Limitations: Despite its advantages, the proposed approach has limitations. The computational complexity of training and combining multiple classifiers may pose challenges in high-speed network environments. Furthermore, the datasets used, while widely accepted, may not fully capture the evolving nature of modern cyberattacks, such as advanced persistent threats or zero-day exploits.

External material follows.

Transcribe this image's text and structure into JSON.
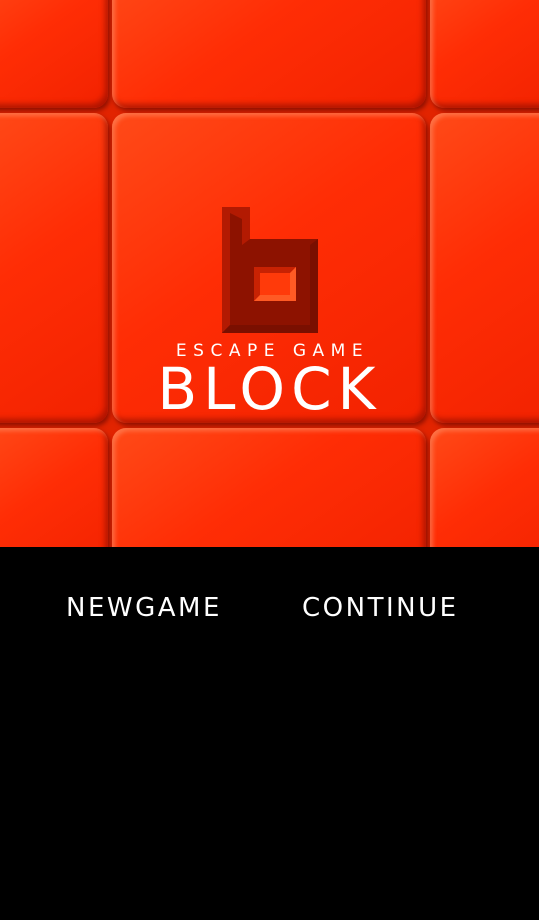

Future research: Future work should focus on optimising the efficiency of heterogeneous ensembles for deployment in real-time intrusion detection systems. Incorporating explainable Artificial Intelligence (AI; XAI) methods could also improve the transparency of predictions, supporting trust and decision-making by security analysts. Additionally, extending evaluation to more diverse and up-to-date datasets, as well as applying the framework to specialised environments, such as internet of things (IoT) and cloud computing, would further validate its generalisability and practical utility. Building on the reviewer’s suggestion, future studies should also explore unsupervised and self-supervised learning methods to reduce reliance on labelled datasets, which are often costly and time-consuming to produce. Moreover, transformer-based architectures offer significant promise for modelling sequential and contextual dependencies in network traffic and should be investigated as part of next-generation intrusion detection systems.

This research contributes to the growing body of knowledge on machine learning in cybersecurity by demonstrating how a heterogeneous ensemble framework can balance detection accuracy, robustness, and generalisability, offering a dependable tool for modern threat detection.